と、吹雪に触手を切られ、さらに長い間放置されていた座敷童子がいよいよ激高し、再び十数本の触手を背中から生やし、それをミヤたちに向かって放ってきた。

「じゃあ、吹雪も和坊やめてくれよ」

「それとこれとは別だろ」

「いや、何も別ではないんだが……」

 そんな緊急事態でも、まだのんきに会話を続ける吹雪と和夜。いよいよ、触手が寸前まで迫り、宮たちを刺し貫かんとする。

 果たして、吹雪がノールックで薙刀を触手に向かって一振りすると、触手たちは一瞬の間に粉々に砕け散った。

「!?」

 ミヤは、三度の戦慄を覚えた。先ほど和夜の腹を刺し貫いた固い触手が立ったひと振りで砕け散るなんて人間業ではない。

「おい、和坊。お前、歩けるか?」

 ミヤが、その光景をただただ見ていると、吹雪が和夜にそう問いかけた。

「いや、無理そうだ。
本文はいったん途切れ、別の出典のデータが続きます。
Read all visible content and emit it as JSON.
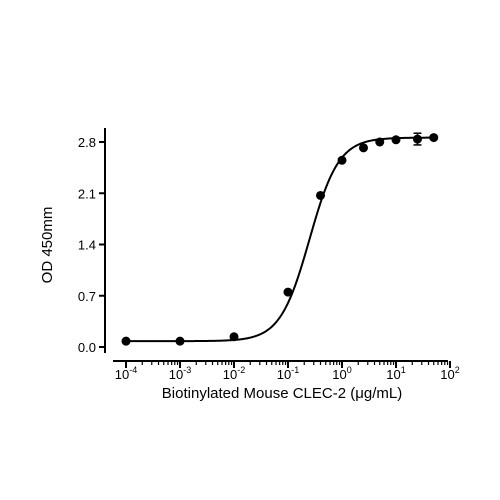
{
  "chart_data": {
    "type": "scatter",
    "title": "",
    "xlabel": "Biotinylated Mouse CLEC-2 (μg/mL)",
    "ylabel": "OD 450mm",
    "x_scale": "log",
    "xlim": [
      0.0001,
      100
    ],
    "ylim": [
      0,
      2.8
    ],
    "x_ticks": [
      {
        "value": 0.0001,
        "base": "10",
        "exp": "-4"
      },
      {
        "value": 0.001,
        "base": "10",
        "exp": "-3"
      },
      {
        "value": 0.01,
        "base": "10",
        "exp": "-2"
      },
      {
        "value": 0.1,
        "base": "10",
        "exp": "-1"
      },
      {
        "value": 1,
        "base": "10",
        "exp": "0"
      },
      {
        "value": 10,
        "base": "10",
        "exp": "1"
      },
      {
        "value": 100,
        "base": "10",
        "exp": "2"
      }
    ],
    "y_ticks": [
      {
        "value": 0.0,
        "label": "0.0"
      },
      {
        "value": 0.7,
        "label": "0.7"
      },
      {
        "value": 1.4,
        "label": "1.4"
      },
      {
        "value": 2.1,
        "label": "2.1"
      },
      {
        "value": 2.8,
        "label": "2.8"
      }
    ],
    "grid": false,
    "series": [
      {
        "color": "#000000",
        "points": [
          {
            "x": 0.0001,
            "y": 0.08
          },
          {
            "x": 0.001,
            "y": 0.08
          },
          {
            "x": 0.01,
            "y": 0.14
          },
          {
            "x": 0.1,
            "y": 0.75
          },
          {
            "x": 0.4,
            "y": 2.07
          },
          {
            "x": 1.0,
            "y": 2.55
          },
          {
            "x": 2.5,
            "y": 2.72
          },
          {
            "x": 5.0,
            "y": 2.8
          },
          {
            "x": 10.0,
            "y": 2.83
          },
          {
            "x": 25.0,
            "y": 2.84,
            "err": 0.08
          },
          {
            "x": 50.0,
            "y": 2.86
          }
        ],
        "fit": {
          "bottom": 0.08,
          "top": 2.86,
          "ec50": 0.25,
          "hill": 1.6
        }
      }
    ]
  }
}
ちょっと深く刺されすぎた」

 対して、和夜は静かに微笑みながら、それを否定する。

 その答えを聞いて、布武は少しの間熟考すると、やがて和夜とミヤに指示を出した。

「じゃあ、私がすぐ終わらせるからそれ待ってろ。ミヤは、これで和坊の傷を抑えといてくれ。…………死ぬんじゃねえぞ」

 そう言うと、吹雪は座敷童子に向かって歩き出した。

「おい、糞餓鬼。………30秒だ。30秒で終わらせるぞ」

 座敷童子はその言葉をどう受け取ったのかはわからないが、気味の悪い笑みを見せると、三度触手を発現させると、それを自在に操り、全力を持って吹雪を殺しに来た。

「……ぬるい!」

 しかし、吹雪はただそう叫ぶと、薙刀を強か地に打ち付けた。

 途端、触手が銀に輝くとその動きを停止した。

 銀の触手は、つるつるとしていて、よく見ると周りにほのかに白い霧をまき散らしていた。つまり、凍っていたのだ。その数瞬後、凍らされた触手は激しい音を立て霧散した。
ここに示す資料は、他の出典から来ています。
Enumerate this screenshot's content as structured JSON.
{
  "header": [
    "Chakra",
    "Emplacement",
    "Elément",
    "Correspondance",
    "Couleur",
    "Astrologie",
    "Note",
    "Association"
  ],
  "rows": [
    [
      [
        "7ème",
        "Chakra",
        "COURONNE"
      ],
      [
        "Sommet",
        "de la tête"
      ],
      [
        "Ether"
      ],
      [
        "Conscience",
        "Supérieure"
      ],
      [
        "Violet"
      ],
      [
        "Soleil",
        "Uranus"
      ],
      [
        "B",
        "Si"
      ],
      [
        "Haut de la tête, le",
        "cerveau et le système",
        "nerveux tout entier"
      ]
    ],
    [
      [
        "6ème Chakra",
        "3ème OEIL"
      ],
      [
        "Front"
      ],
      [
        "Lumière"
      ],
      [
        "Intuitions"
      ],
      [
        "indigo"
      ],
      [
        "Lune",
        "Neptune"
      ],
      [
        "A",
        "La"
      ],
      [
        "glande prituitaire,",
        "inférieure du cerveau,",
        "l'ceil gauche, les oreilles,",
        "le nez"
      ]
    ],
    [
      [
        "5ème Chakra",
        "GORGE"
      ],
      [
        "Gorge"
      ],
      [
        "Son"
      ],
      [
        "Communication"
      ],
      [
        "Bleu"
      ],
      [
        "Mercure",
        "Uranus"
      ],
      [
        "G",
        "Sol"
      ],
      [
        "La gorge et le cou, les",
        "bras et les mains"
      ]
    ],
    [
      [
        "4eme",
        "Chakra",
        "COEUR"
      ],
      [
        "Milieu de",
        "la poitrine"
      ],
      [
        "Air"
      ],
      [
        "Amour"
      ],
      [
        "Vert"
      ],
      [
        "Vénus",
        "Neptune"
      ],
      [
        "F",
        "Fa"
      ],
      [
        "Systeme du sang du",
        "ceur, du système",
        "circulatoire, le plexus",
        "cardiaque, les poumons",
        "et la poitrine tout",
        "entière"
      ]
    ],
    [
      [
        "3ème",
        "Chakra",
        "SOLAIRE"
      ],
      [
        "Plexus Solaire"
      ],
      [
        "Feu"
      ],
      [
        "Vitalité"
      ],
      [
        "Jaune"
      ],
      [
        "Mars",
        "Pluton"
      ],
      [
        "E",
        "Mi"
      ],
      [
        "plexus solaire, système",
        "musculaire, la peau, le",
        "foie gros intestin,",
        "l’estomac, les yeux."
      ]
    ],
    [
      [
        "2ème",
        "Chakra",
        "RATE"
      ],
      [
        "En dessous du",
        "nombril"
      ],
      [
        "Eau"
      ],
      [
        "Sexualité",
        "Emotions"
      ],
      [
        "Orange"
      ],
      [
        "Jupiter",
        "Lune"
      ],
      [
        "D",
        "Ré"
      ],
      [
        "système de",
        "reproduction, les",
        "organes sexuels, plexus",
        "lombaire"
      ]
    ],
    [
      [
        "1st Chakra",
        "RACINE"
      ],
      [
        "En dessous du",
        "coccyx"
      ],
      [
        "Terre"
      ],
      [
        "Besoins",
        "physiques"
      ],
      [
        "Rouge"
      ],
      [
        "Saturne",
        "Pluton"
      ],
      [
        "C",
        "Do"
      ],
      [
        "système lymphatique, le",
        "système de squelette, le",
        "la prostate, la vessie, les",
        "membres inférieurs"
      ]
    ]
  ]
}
 その攻撃を受けて、さしもの座敷童子も彼女を危険因子だとみなしたのだろう。ミヤの全身の毛が逆立ち、さらにうっすら吐き気を覚えるほどの禍々しい殺意を浮かべ、彼女史上最大最凶の術式を、顕現させる。

 座敷童子の背からは数十、否、百をも超える百足の触手が生えそろい、その先端からは火や風、毒など様々な種類の厄災の芽が灯っていた。また、百足やほかの妖たちの目や口などの体のパーツたちが彼女を囲い、おどろおどろしい要塞を作り上げていた。

 今までとは、比べ物にならないほどの狂気、そして瘴気。周りにいだけでミヤは、気を抜けば失神してしまいそうであった。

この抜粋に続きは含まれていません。